Experts raise doubt as Kenya's economy expands

Thursday April 25 2019

Kenya National Bureau of Statistics Director-General Zachary Mwangi gives his remarks during the launch of the 2019 Economic Survey at KICC on April 25, 2019. PHOTO | SALATON NJAU | NATION MEDIA GROUP


Kenya’s economy expanded by 6.3 per cent last year, reporting its fastest growth in over five years, even as analysts and other economic actors say the country is reporting a paper growth.

The 2019 Economic Survey released Thursday also revealed that the economy created 840,600 new jobs in 2018, the bulk of which were in the informal sector.

The sector accounted for 83.6 per cent of new jobs or 762,100 in the period under review, said the report released by the Kenya National Bureau of Statistics (KNBS).

The number of people engaged, excluding those in rural small-scale agriculture and pastoralist activities, also rose by five per cent to 17.8 million people last year while employment in the public sector went up from 833,100 in 2017 to 842,900 last year.

Only 78,400 jobs were created in the modern sector. This was a decline from 114,400 in 2017.

The sector accounts for high-quality jobs that automatically end up in the tax bracket and directly contribute to an increase in tax collections.



The informal-sector jobs are usually more volatile and harder to put a finger on since someone would be on job today and out the next day.

“Leading activities providing wage employment in the private sector were agriculture, forestry and fishing, manufacturing, wholesale and retail trade and repair of motor vehicles,” the report notes.

KNBS attributed the growth to increased agricultural production, accelerated manufacturing activities, sustained growth in transportation and a vibrant service sector.

“Agricultural activities benefited from sufficient rains that were well spread throughout the country. Similarly, the increased precipitation was a significant boost to electricity generation and consequently favourable to growth during the review period,” the report reads in part.

The economic survey is the most comprehensive government report on the economy and other sectors, among them health, education, security and governance. It is published yearly.


The survey shows that the manufacturing output volume expanded by 5.1 per cent in 2018 from a revised contraction of 0.8 per cent in 2017.

“This was mainly on account of increase in production of dairy products, tea, coffee and sugar due to favourable weather conditions. However, plastic products, wood and its products, and other non-metallic mineral products sub-sectors registered declines in the review period,” the report says.

The report notes that the construction sector expanded by 6.3 per cent last year from a revised growth of 8.5 per cent recorded in 2017.

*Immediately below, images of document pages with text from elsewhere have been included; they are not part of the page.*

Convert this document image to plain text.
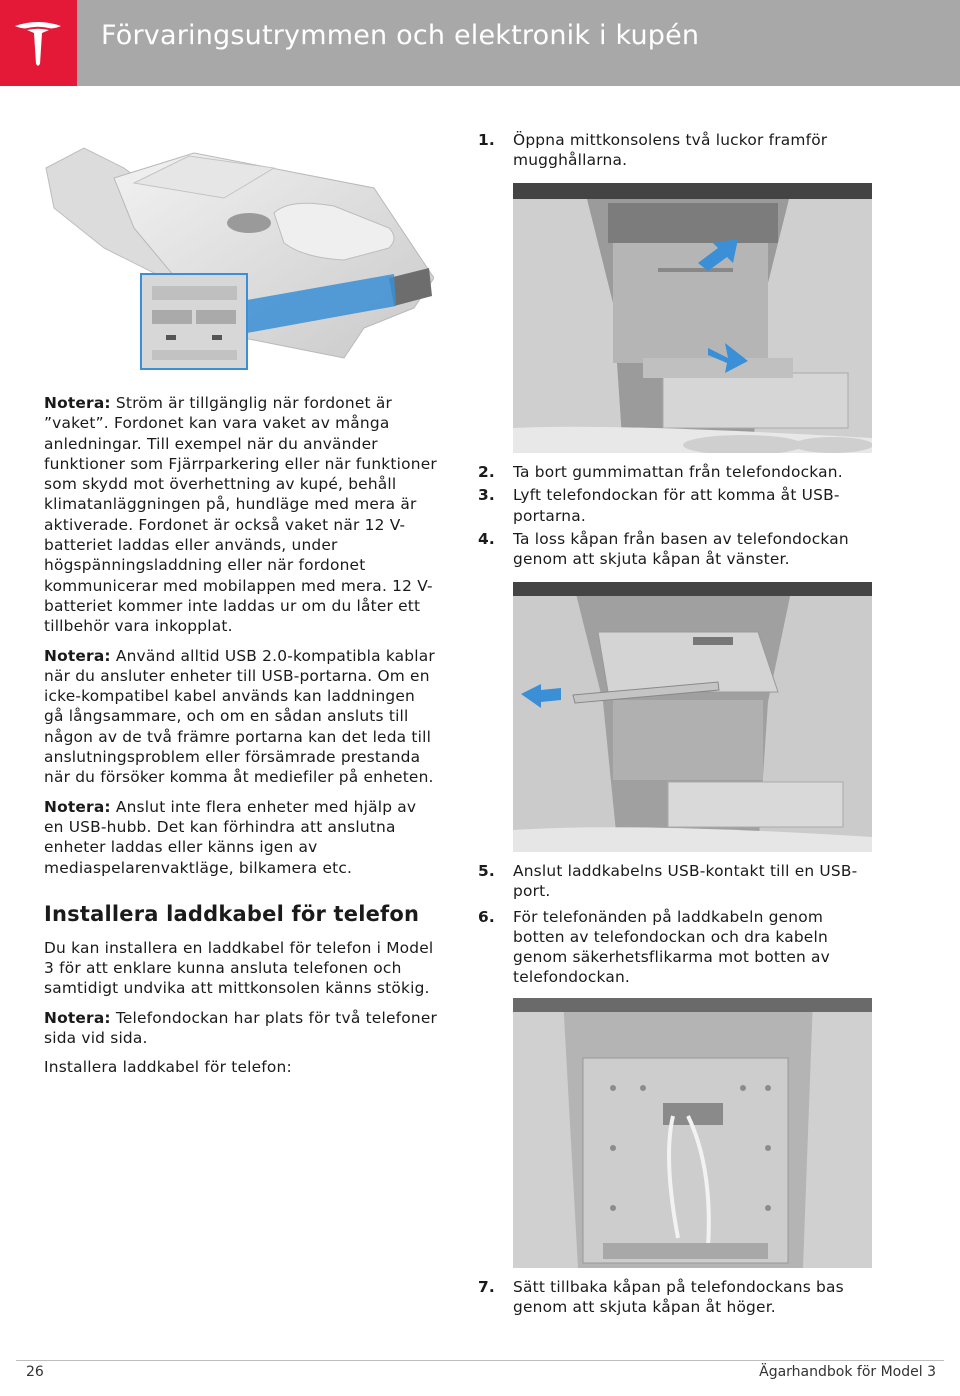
Förvaringsutrymmen och elektronik i kupén

Notera: Ström är tillgänglig när fordonet är ”vaket”. Fordonet kan vara vaket av många anledningar. Till exempel när du använder funktioner som Fjärrparkering eller när funktioner som skydd mot överhettning av kupé, behåll klimatanläggningen på, hundläge med mera är aktiverade. Fordonet är också vaket när 12 V-batteriet laddas eller används, under högspänningsladdning eller när fordonet kommunicerar med mobilappen med mera. 12 V-batteriet kommer inte laddas ur om du låter ett tillbehör vara inkopplat.

Notera: Använd alltid USB 2.0-kompatibla kablar när du ansluter enheter till USB-portarna. Om en icke-kompatibel kabel används kan laddningen gå långsammare, och om en sådan ansluts till någon av de två främre portarna kan det leda till anslutningsproblem eller försämrade prestanda när du försöker komma åt mediefiler på enheten.

Notera: Anslut inte flera enheter med hjälp av en USB-hubb. Det kan förhindra att anslutna enheter laddas eller känns igen av mediaspelarenvaktläge, bilkamera etc.

Installera laddkabel för telefon

Du kan installera en laddkabel för telefon i Model 3 för att enklare kunna ansluta telefonen och samtidigt undvika att mittkonsolen känns stökig.

Notera: Telefondockan har plats för två telefoner sida vid sida.

Installera laddkabel för telefon:

1.	Öppna mittkonsolens två luckor framför mugghållarna.
2.	Ta bort gummimattan från telefondockan.
3.	Lyft telefondockan för att komma åt USB-portarna.
4.	Ta loss kåpan från basen av telefondockan genom att skjuta kåpan åt vänster.
5.	Anslut laddkabelns USB-kontakt till en USB-port.
6.	För telefonänden på laddkabeln genom botten av telefondockan och dra kabeln genom säkerhetsflikarma mot botten av telefondockan.
7.	Sätt tillbaka kåpan på telefondockans bas genom att skjuta kåpan åt höger.
26	Ägarhandbok för Model 3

It says expenditure on roads is expected to rise by 23 per cent to Sh195.1 billion in 2018/19, of which Sh128.4 billion will be spent on construction of new roads.

Loans and advances from banks to the construction sector grew slightly by 1.8 per cent from Sh112 billion in 2017 to Sh114 billion in 2018, reflecting a slowdown in the industry.

But the rosy picture painted by the report appears to be far removed from the feelings of the common man on the street and other actors of the economy.


The most recent survey by research firm Ipsos Synovate indicates that about half of the country's households are perpetually broke, earning less than Sh10,000 a month.

The growth is also far ahead of projections by various organisations including the World Bank, which recently projected that Kenya’s economy will expand by about 5.8 per cent.

The Consumers Federation of Kenya (Cofek) says the figures are far from the reality on the ground. “The numbers look like those from a different country. On the ground things are a lot different. Kenyans are a lot poorer from my view than how they were two years ago before the General Election,” Cofek’s secretary-general Stephen Mutoro said on phone.

“The period before and after the election was the worst. Companies stopped investing. Kenyans were fired and some even took pay cuts. I don’t think those numbers reflect the reality on the ground,” Mr Mutoro added.

Listed companies have also been reporting profit warnings or losses, which is a pointer that growth in the economy may not be trickling down to all sectors.


At least 15 companies listed on the Nairobi Securities Exchange have issued profit warnings with several others plunging into the loss-making territory.

Wage employment in the sector grew by 2.2 per cent from 167,900 persons in 2017 to 171,600 persons in 2018.

The report adds that the approved government expenditure on housing in 2018/19 is expected to increase by 57.3 per cent to Sh29 billion to finance housing flagship projects.

The report says the number of international visitor arrivals increased by 14 per cent from 1.7 million two million.

“The improved performance may be attributed to a stable political environment, withdrawal of travel advisories, improved security and investor confidence in the country,” the report adds.

Kenya’s 6.3 per cent growth helped push up the regional growth of the East African community to 5.9 per cent.

Rwanda grew fastest at 8.6 per cent, followed by Tanzania 6.6 per cent, and Uganda 6.2 per cent. Burundi only managed a 0.1 per cent growth in 2018, pulling down the rest of the growth that should have been more than six per cent.